Nada mejor para corroborar esa percepción que adentrarse en el tema titular, una suite de media hora repartida en cuatro movimientos, que comprende todo el segundo álbum en la edición de vinilo y que deja la sensación de que Hiromi llega más lejos con Sonicwonder que en ninguna otra de sus propuestas anteriores. Sobre todo si reparamos en el último de los cuatro fragmenos, The quest, una fábula de ocho minutos que comienza con un pie en el rock progresivo, evoca a los Return to Forever de Chick Corea y acaba colocándose a las puertas mismas del ¡góspel!

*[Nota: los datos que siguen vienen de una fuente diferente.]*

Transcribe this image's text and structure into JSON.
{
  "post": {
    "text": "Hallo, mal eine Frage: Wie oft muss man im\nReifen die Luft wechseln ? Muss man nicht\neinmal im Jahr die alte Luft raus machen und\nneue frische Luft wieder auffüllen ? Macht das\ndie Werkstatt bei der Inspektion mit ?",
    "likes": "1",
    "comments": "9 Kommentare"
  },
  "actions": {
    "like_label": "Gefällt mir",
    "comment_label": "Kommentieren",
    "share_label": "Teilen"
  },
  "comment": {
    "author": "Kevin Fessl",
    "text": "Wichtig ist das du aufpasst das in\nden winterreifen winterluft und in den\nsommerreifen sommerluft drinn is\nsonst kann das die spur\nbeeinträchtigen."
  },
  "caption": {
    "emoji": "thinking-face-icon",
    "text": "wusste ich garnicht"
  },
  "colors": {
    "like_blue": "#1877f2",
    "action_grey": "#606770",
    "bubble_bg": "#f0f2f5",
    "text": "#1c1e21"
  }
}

Aunque antes de ello hemos asistido a los endiablados diálogos entre Uehara y O’Farrill en el primer movimiento, Takin’ off, alternando unísonos y contrapuntos, o a los pasajes más sosegados de Orion, la tercera parte, con acaso las aportaciones melódicas más inspiradas de Hiromi a lo largo de todo el trabajo.

 

Antes de ello ya habíamos asistido a la sorpresa de que Hiromi abra la entrega con XYZ, una de sus primerísimas composiciones, aquí retomada quizás para refrendar su fe en este nuevo esqueleto sonoro como una versión mejorada de lo que ha venido ofreciéndonos durante dos décadas. Y nos queda recalar en la maravillosa Pendulum, que se ofrece en versión instrumental y en otra vocal de la mano de Michelle Willis, a la que siempre agradeceremos sus trabajos junto a Becca Stevens y el último David Crosby. Pendulum es jazz-soul sensual, de apariencia calma pero latido cambiante, toda una metáfora del vigoroso flujo sanguíneo que circula por esta hora larga de música para vibrar y contener la respiración.